Petrographic and geochemical characterization of the hydrocarbon-derived authigenic low-magnesium calcite at brine seeps in the Gulf of Mexico

Hydrocarbon-rich brine seep is one of the most hostile environment for organism in modern marine settings, which could provide insights into the microorganisms on the early earth or extraterrestrial bodies. Authigenic carbonates are common at brine seeps and record a robust fingerprint of fluid compositions, the conditions under which carbonates formed, and information regarding fluid-sediment and rock interactions. Here we present the analyses of authigenic carbonates from three hydrocarbon-rich brine seeps (GB260, ~460 m; GB697, ~1280 m; AC601, ~2340 m) in the Gulf of Mexico. The carbonates at all three sites are dominated by low-magnesium calcite (LMC). The formation of LMCs is induced from the brine fluids that with extremely low Mg/Ca mole ratio (e.g., < 2) relative to seawater (Mg/Ca mole ratio is ~5). Petrographic observations and elemental compositions reveal that the LMC is of primary origin. The δ¹⁸O values of the LMCs (as high as 6.0‰) are too high for precipitation in equilibrium with seawater, probably reflecting the involvement of deep formation fluids. The δ¹³C values of the LMCs range from -53.5‰ to 14.0‰, indicating complex carbon sources that include ¹³C-depleted methane, biodegraded crude oil, seawater CO₂, and ¹³C-enriched residual CO₂ from methanogenesis. In contrast, the LMCs show relatively moderate and constant δ¹³C_org values (from -39.0‰ to -25.7‰), suggesting an unrecognized local source of nutrients to fuel the production of biomass.
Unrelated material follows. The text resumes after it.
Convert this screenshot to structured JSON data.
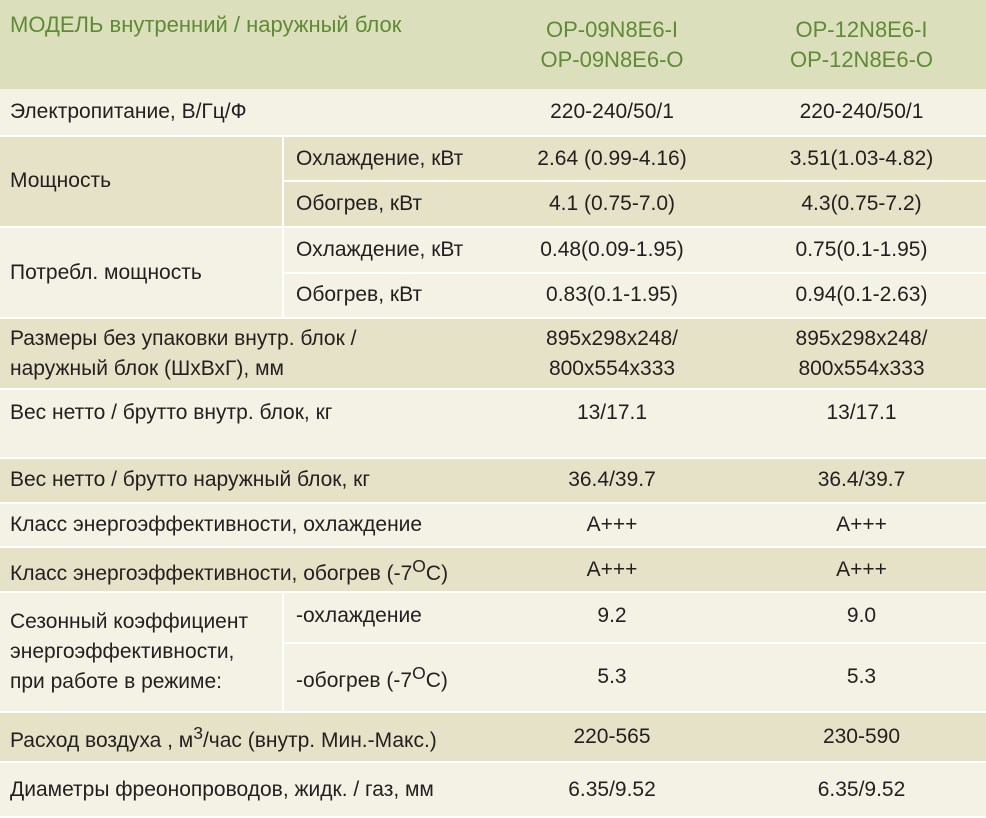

High contens of Sr and Ba in LMCs regardless of variable ⁸⁷Sr/⁸⁶Sr ratios, between 0.707888 and 0.708800 for sites GB260 and AC601 and from 0.709937 to 0.710069 for site GB697. The wide range of ⁸⁷Sr/⁸⁶Sr ratios and the enrichment of Sr and Ba in LMC is in accordance with pore fluids deriving from the dissolution of Louann salt or alteration of silicates in the deep sediments. Given the stability of LMCs, the petrographic and geochemical characterization of LMCs obtained in this study can be used to identify and better constrain the brine seep activities throughout the geological record.